Désignations relevant du Ministère

Réseau des aires protégées au Québec  (PDF, 2,4 Mo)

Carte des aires protégées par désignation de chaque région du Québec

La Loi sur la conservation du patrimoine naturel prévoit à l'article 5 la tenue d'un registre des différentes aires protégées.

Afin de faciliter la consultation de ce registre, le ministère du Développement durable, de l'Environnement et de la Lutte contre les changements climatiques (MDDELCC) diffuse sur son site Internet l'information concernant les caractéristiques requises pour chaque aire protégée.

Le Ministère procède à la mise à jour en continu des inscriptions au registre des aires protégées et de leurs caractéristiques.

Règle générale, les nouvelles aires protégées sont inscrites à partir de la date d’entrée en vigueur de la décision légale constituant ces territoires. Cette information est publiée dans la Gazette officielle du Québec.

Registre complet par désignation


Contexte

On peut faire remonter l’existence des aires protégées au Québec à 1876, soit au moment de la création du parc du Mont-Royal à Montréal, qui a été désigné en 2005 (conformément à la Loi sur les biens culturels) arrondissement historique et naturel. Ce premier parc municipal est suivi en 1894 par le parc de la Montagne-Tremblante, qui deviendra plus tard le parc national du Mont-Tremblant.

Aujourd’hui, le Québec possède un réseau d’aires protégées qui utilise plus de 20 désignations juridiques différentes d’aires protégées. Ces aires protégées forment un réseau de plus de 1 800 sites et couvrent un large spectre, allant des réserves écologiques aux parcs nationaux, aux réserves de biodiversité, aux habitats fauniques, aux réserves nationales de faune, aux milieux naturels en terres privées voués à la conservation. Ces aires protégées sont administrées par diverses instances gouvernementales, personnes morales et individus.

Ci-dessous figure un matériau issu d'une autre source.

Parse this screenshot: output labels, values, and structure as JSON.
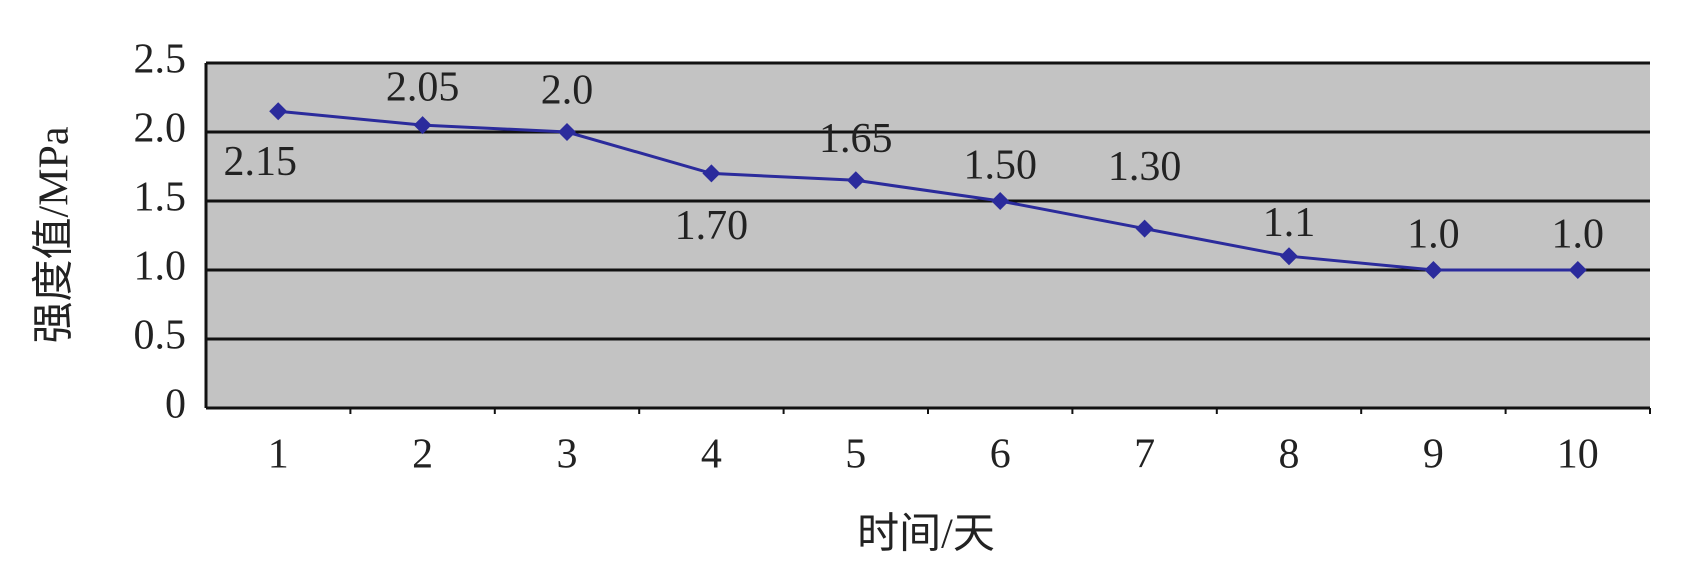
{
  "chart_data": {
    "type": "line",
    "xlabel": "时间/天",
    "ylabel": "强度值/MPa",
    "categories": [
      "1",
      "2",
      "3",
      "4",
      "5",
      "6",
      "7",
      "8",
      "9",
      "10"
    ],
    "series": [
      {
        "color": "#2b2b9c",
        "values": [
          2.15,
          2.05,
          2.0,
          1.7,
          1.65,
          1.5,
          1.3,
          1.1,
          1.0,
          1.0
        ],
        "value_labels": [
          "2.15",
          "2.05",
          "2.0",
          "1.70",
          "1.65",
          "1.50",
          "1.30",
          "1.1",
          "1.0",
          "1.0"
        ]
      }
    ],
    "ylim": [
      0,
      2.5
    ],
    "yticks": [
      {
        "value": 0,
        "label": "0"
      },
      0.5,
      {
        "value": 1,
        "label": "1.0"
      },
      1.5,
      {
        "value": 2,
        "label": "2.0"
      },
      2.5
    ],
    "grid": true
  }
}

Différentes ententes internationales ou autres, notamment la Convention sur la diversité biologique, de même que le Plan d’action stratégique sur les aires protégées demandent des rapports périodiques sur l’état du réseau des aires protégées. Cette responsabilité requiert l'élaboration d’une approche standardisée pour faciliter une évaluation uniforme pour tout le territoire du Québec, car le principal défi vient du fait qu’avant l’adoption de la Loi sur la conservation du patrimoine naturel, aucun ministère ou organisme du Québec n’avait la responsabilité de tenir un tel bilan sur les aires protégées, ni de gérer les données s’y rapportant, ni d’appliquer des règles uniformes et reconnues.

L’adoption de la Loi sur la conservation du patrimoine naturel (2002) oblige le ministre du Développement durable, de l’Environnement et de la Lutte contre les changements climatiques à tenir un registre des aires protégées, à s’inscrire dans le cadre de la définition d’aires protégées inscrite dans cette loi et à prendre aussi en compte les normes internationales généralement acceptées à cet effet.

« Le ministre tient un registre des différentes aires protégées. Y sont notamment précisés, la superficie, la localisation, le ou les statuts de protection, le ministère, l’organisme gouvernemental ou la personne responsable ainsi que le classement respectif de ces aires en tenant compte des différentes catégories reconnues de l’Union mondiale pour la nature (UICN, 1994) » (Loi sur la conservation du patrimoine naturel, article 5).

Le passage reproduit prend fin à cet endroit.